Explain why patients in hospital are particularly at risk

Answer 10

• Definitions:
  
  • Antimicrobial – interferes with growth & reproduction of a ‘microbe’.
  • Antibacterial – describes agents that reduce or eliminate harmful bacteria
    
    • Antibiotics are a type of antimicrobial.
• Hospital-Acquired Infections:
  
  • 1 in 18 patients acquires a HAI – 3.2m a year get an HAI, 37,000 of those die of them.
  • Most frequent HAIs – surgical site infections, UTIs, pneumonia, bacteraemias, GI infections.
  • HAIs cost an ~£1b extra a year.

Causes of HAIs

1. Interventions – catheters, intubation, chemotherapy, prosthetics, lines, prophylactic antibiotics and inappropriate prescribing.
2. Dissemination – carriers of the infection from person to person.
3. Concentration.

Question 11

List examples of common bacterial common infections

Answer 11

Question 12

Explain the problem of antibiotic resistance and give examples

Answer 12

Pathogenic E. coli

• Most frequent cause of bacteraemia by a gram-ve bacteria.
• Most frequent cause of community and HAI UTIs.
• Pathogenic E. coli
• Increase in MDR-strains of E. coli.

Resistances:

• 3rdGen cephalosporin resistance (20% in some countries) (b lactam ABs they attack enzymes necessary for the sysnthesis of the peptidoglycans bind to penicillin binding proteins and inhibit them)
• most resistance is mediated by the ESBLs: Extended-spectrum b lactamase
• Still sensitive to Carbapenems
• Carbapenemase enzyme

Klebsiella pneumoniae

• Causes – UTIs and respiratory tract infections.
• Risk groups – immunocompromised.
• Resistances:
  
  • 3^rdGen cephalosporins, fluoroquinolones and aminoglycosides.
  • CRKP – Carbapenem-Resistant Klebsiella pneumoniae – species of CRE most commonly encountered in the united states.

Pseudomonas aeruginosa

• Risk groups – immunocompromised.
• Resistances:
  
  • High proportions of strains are resistant to several antimicrobials.
  • Carbapenem resistance is above 10% in half EU countries.

MRSA

• Most important cause of antimicrobial resistant infection worldwide.
• MRSA expresses an additional penicillin binding protein (PBP2A) which has a low affinity for methicillin (b- lactam) and can therefore function.
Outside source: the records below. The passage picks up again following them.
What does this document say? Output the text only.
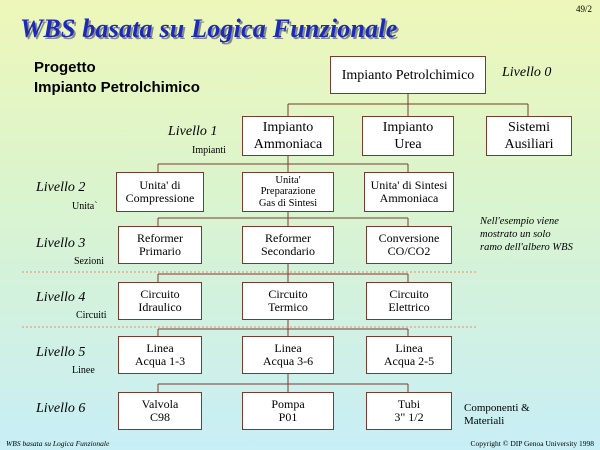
WBS basata su Logica Funzionale
49/2
Progetto
Impianto Petrolchimico
Impianto Petrolchimico
Impianto
Ammoniaca
Impianto
Urea
Sistemi
Ausiliari
Unita' di
Compressione
Unita'
Preparazione
Gas di Sintesi
Unita' di Sintesi
Ammoniaca
Reformer
Primario
Reformer
Secondario
Conversione
CO/CO2
Circuito
Idraulico
Circuito
Termico
Circuito
Elettrico
Linea
Acqua 1-3
Linea
Acqua 3-6
Linea
Acqua 2-5
Valvola
C98
Pompa
P01
Tubi
3" 1/2
Livello 0
Livello 1
Impianti
Livello 2
Unita`
Livello 3
Sezioni
Livello 4
Circuiti
Livello 5
Linee
Livello 6
Nell'esempio viene
mostrato un solo
ramo dell'albero WBS
Componenti &
Materiali
WBS basata su Logica Funzionale	Copyright © DIP Genoa University 1998
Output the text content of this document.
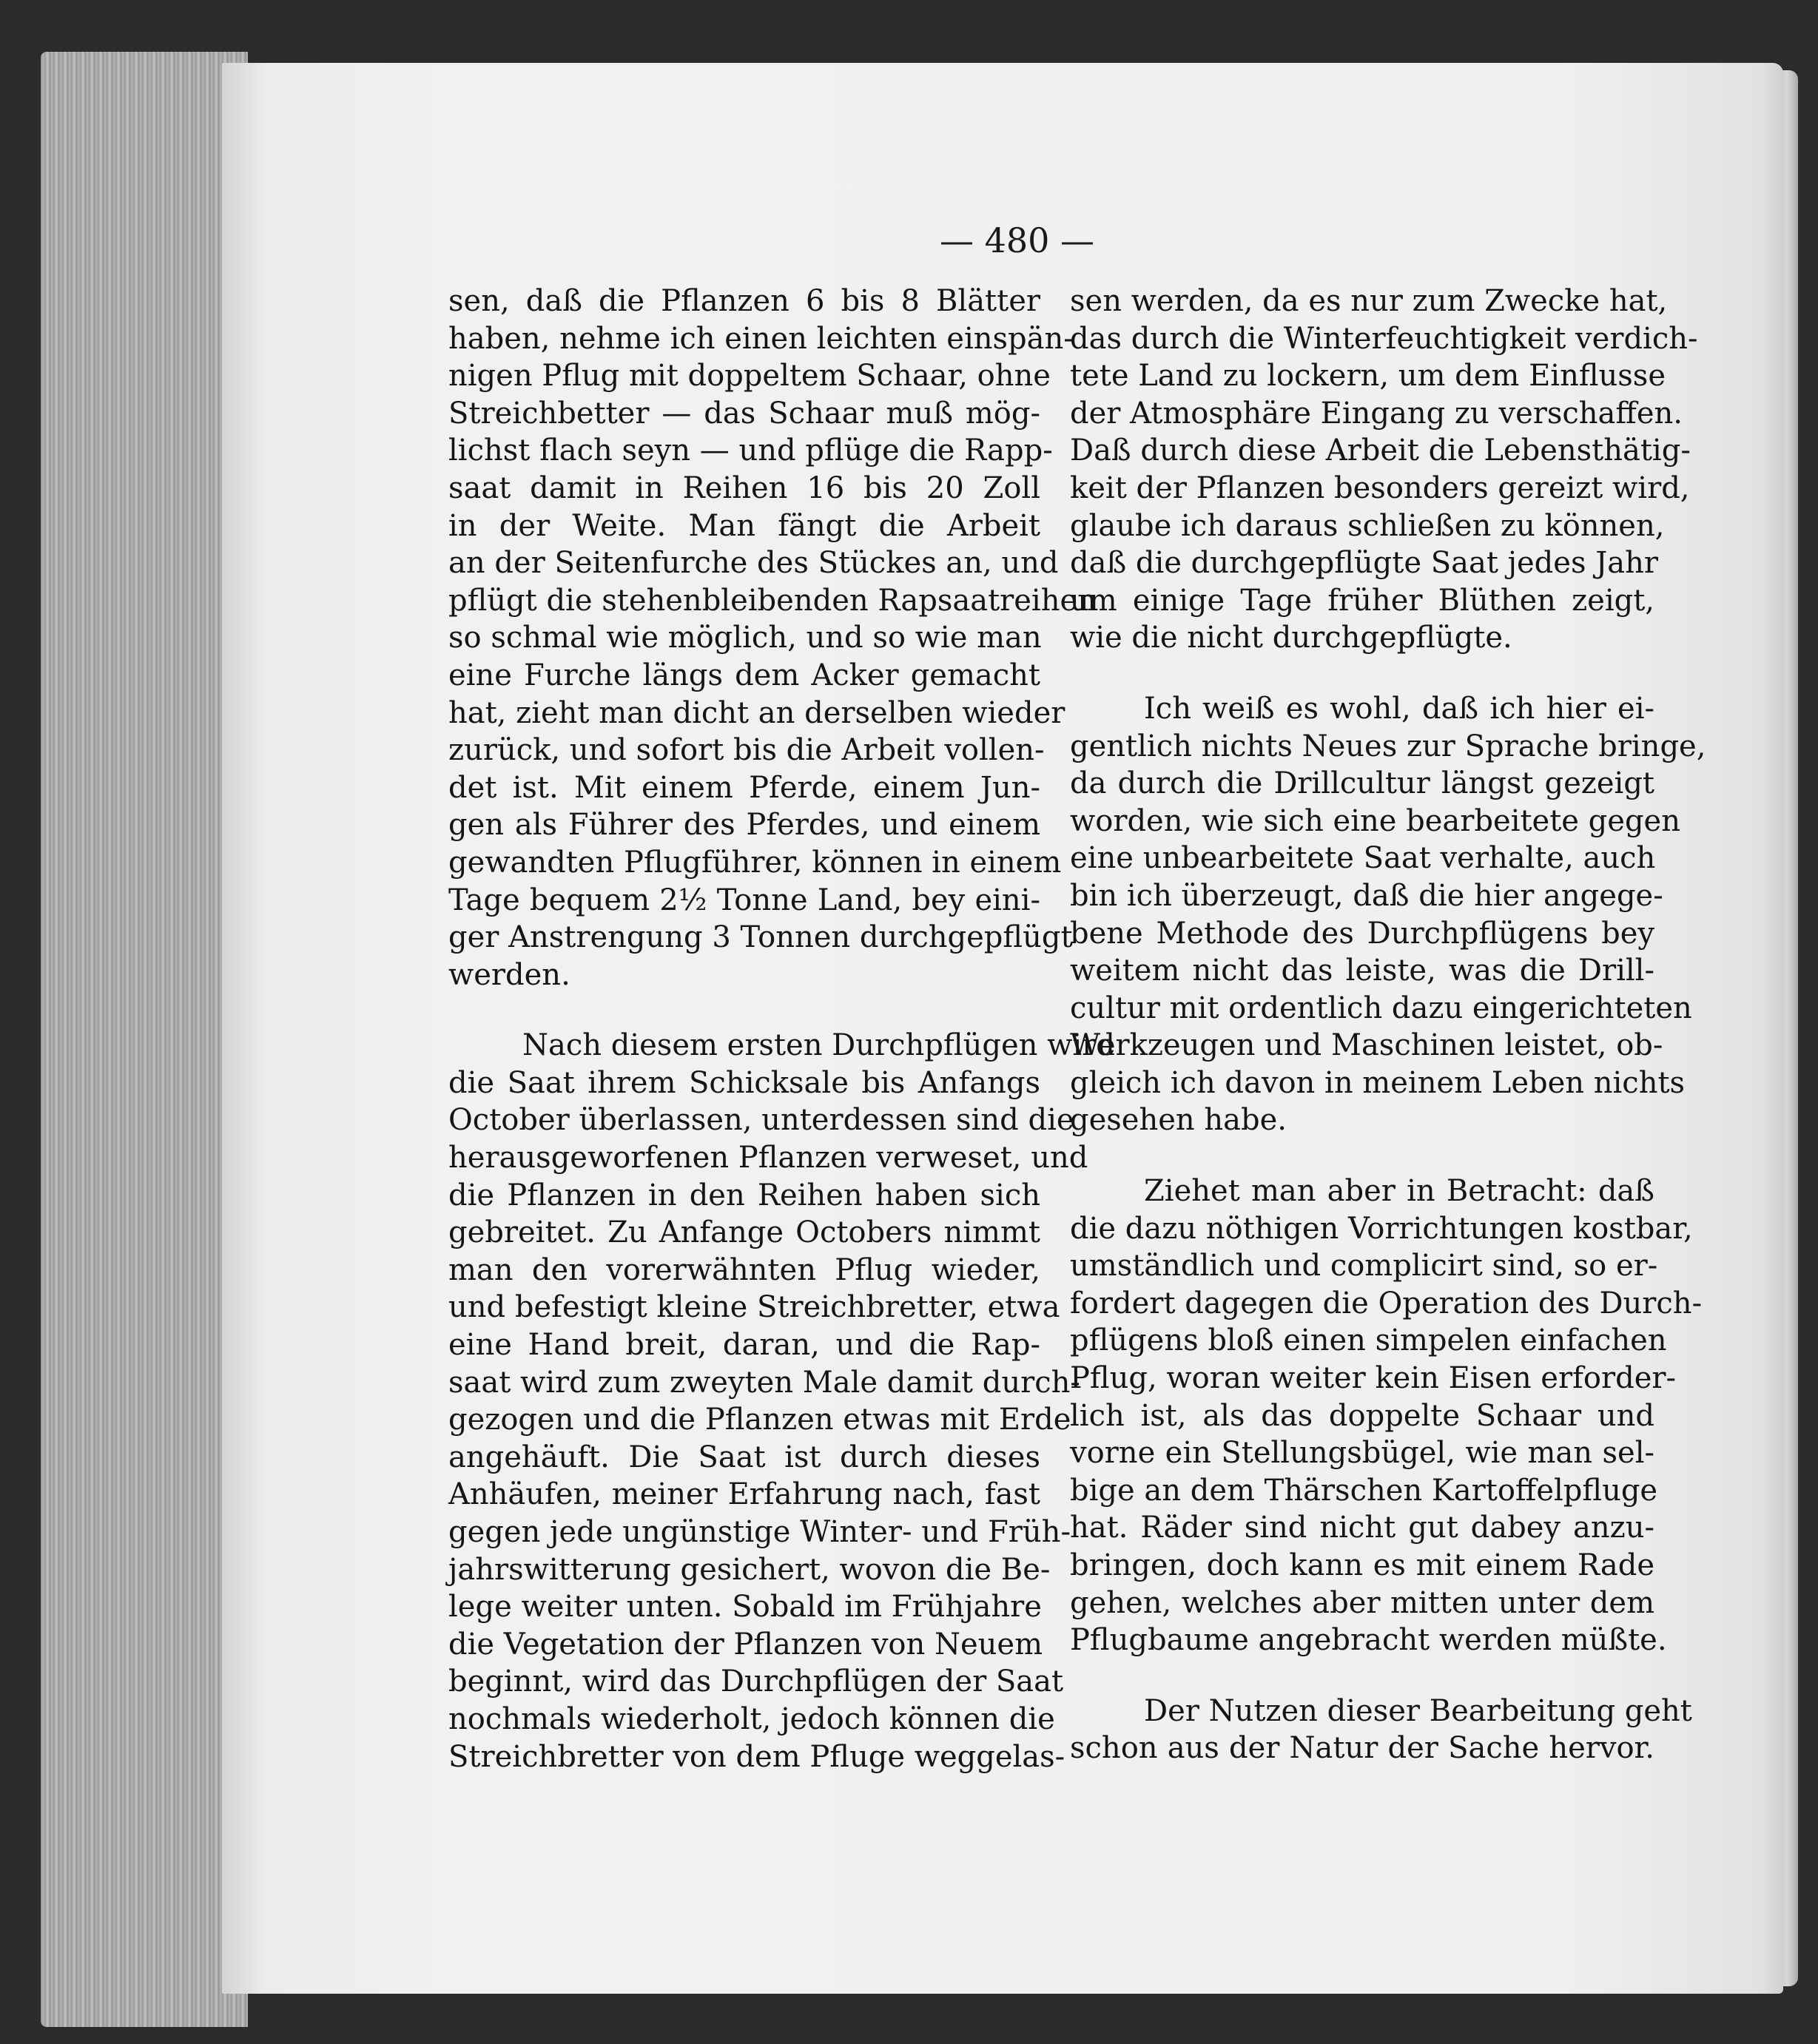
— 480 —
sen, daß die Pflanzen 6 bis 8 Blätter
haben, nehme ich einen leichten einspän-
nigen Pflug mit doppeltem Schaar, ohne
Streichbetter — das Schaar muß mög-
lichst flach seyn — und pflüge die Rapp-
saat damit in Reihen 16 bis 20 Zoll
in der Weite. Man fängt die Arbeit
an der Seitenfurche des Stückes an, und
pflügt die stehenbleibenden Rapsaatreihen
so schmal wie möglich, und so wie man
eine Furche längs dem Acker gemacht
hat, zieht man dicht an derselben wieder
zurück, und sofort bis die Arbeit vollen-
det ist. Mit einem Pferde, einem Jun-
gen als Führer des Pferdes, und einem
gewandten Pflugführer, können in einem
Tage bequem 2½ Tonne Land, bey eini-
ger Anstrengung 3 Tonnen durchgepflügt
werden.
Nach diesem ersten Durchpflügen wird
die Saat ihrem Schicksale bis Anfangs
October überlassen, unterdessen sind die
herausgeworfenen Pflanzen verweset, und
die Pflanzen in den Reihen haben sich
gebreitet. Zu Anfange Octobers nimmt
man den vorerwähnten Pflug wieder,
und befestigt kleine Streichbretter, etwa
eine Hand breit, daran, und die Rap-
saat wird zum zweyten Male damit durch-
gezogen und die Pflanzen etwas mit Erde
angehäuft. Die Saat ist durch dieses
Anhäufen, meiner Erfahrung nach, fast
gegen jede ungünstige Winter- und Früh-
jahrswitterung gesichert, wovon die Be-
lege weiter unten. Sobald im Frühjahre
die Vegetation der Pflanzen von Neuem
beginnt, wird das Durchpflügen der Saat
nochmals wiederholt, jedoch können die
Streichbretter von dem Pfluge weggelas-
sen werden, da es nur zum Zwecke hat,
das durch die Winterfeuchtigkeit verdich-
tete Land zu lockern, um dem Einflusse
der Atmosphäre Eingang zu verschaffen.
Daß durch diese Arbeit die Lebensthätig-
keit der Pflanzen besonders gereizt wird,
glaube ich daraus schließen zu können,
daß die durchgepflügte Saat jedes Jahr
um einige Tage früher Blüthen zeigt,
wie die nicht durchgepflügte.
Ich weiß es wohl, daß ich hier ei-
gentlich nichts Neues zur Sprache bringe,
da durch die Drillcultur längst gezeigt
worden, wie sich eine bearbeitete gegen
eine unbearbeitete Saat verhalte, auch
bin ich überzeugt, daß die hier angege-
bene Methode des Durchpflügens bey
weitem nicht das leiste, was die Drill-
cultur mit ordentlich dazu eingerichteten
Werkzeugen und Maschinen leistet, ob-
gleich ich davon in meinem Leben nichts
gesehen habe.
Ziehet man aber in Betracht: daß
die dazu nöthigen Vorrichtungen kostbar,
umständlich und complicirt sind, so er-
fordert dagegen die Operation des Durch-
pflügens bloß einen simpelen einfachen
Pflug, woran weiter kein Eisen erforder-
lich ist, als das doppelte Schaar und
vorne ein Stellungsbügel, wie man sel-
bige an dem Thärschen Kartoffelpfluge
hat. Räder sind nicht gut dabey anzu-
bringen, doch kann es mit einem Rade
gehen, welches aber mitten unter dem
Pflugbaume angebracht werden müßte.
Der Nutzen dieser Bearbeitung geht
schon aus der Natur der Sache hervor.
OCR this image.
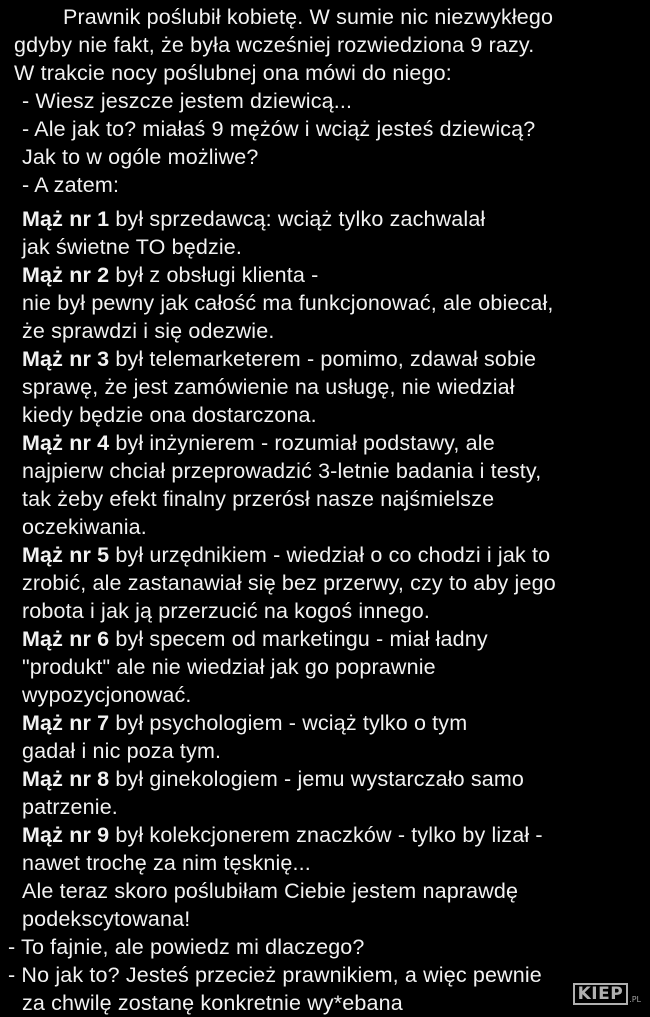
Prawnik poślubił kobietę. W sumie nic niezwykłego
gdyby nie fakt, że była wcześniej rozwiedziona 9 razy.
W trakcie nocy poślubnej ona mówi do niego:
- Wiesz jeszcze jestem dziewicą...
- Ale jak to? miałaś 9 mężów i wciąż jesteś dziewicą?
Jak to w ogóle możliwe?
- A zatem:
Mąż nr 1 był sprzedawcą: wciąż tylko zachwalał
jak świetne TO będzie.
Mąż nr 2 był z obsługi klienta -
nie był pewny jak całość ma funkcjonować, ale obiecał,
że sprawdzi i się odezwie.
Mąż nr 3 był telemarketerem - pomimo, zdawał sobie
sprawę, że jest zamówienie na usługę, nie wiedział
kiedy będzie ona dostarczona.
Mąż nr 4 był inżynierem - rozumiał podstawy, ale
najpierw chciał przeprowadzić 3-letnie badania i testy,
tak żeby efekt finalny przerósł nasze najśmielsze
oczekiwania.
Mąż nr 5 był urzędnikiem - wiedział o co chodzi i jak to
zrobić, ale zastanawiał się bez przerwy, czy to aby jego
robota i jak ją przerzucić na kogoś innego.
Mąż nr 6 był specem od marketingu - miał ładny
"produkt" ale nie wiedział jak go poprawnie
wypozycjonować.
Mąż nr 7 był psychologiem - wciąż tylko o tym
gadał i nic poza tym.
Mąż nr 8 był ginekologiem - jemu wystarczało samo
patrzenie.
Mąż nr 9 był kolekcjonerem znaczków - tylko by lizał -
nawet trochę za nim tęsknię...
Ale teraz skoro poślubiłam Ciebie jestem naprawdę
podekscytowana!
- To fajnie, ale powiedz mi dlaczego?
- No jak to? Jesteś przecież prawnikiem, a więc pewnie
za chwilę zostanę konkretnie wy*ebana	KIEP .PL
MRSA strains can therefore still synthesise peptidoglycans

VRE

• 3^rd most frequently identified cause of nosocomial blood stream infections (BSIs) identified in the US.
• Resistance:
  
  • Vancomycin resistance is around 60%.
• Pathway – VRE synthesises a different peptidoglycan precursor that is not targeted by the vancomycin.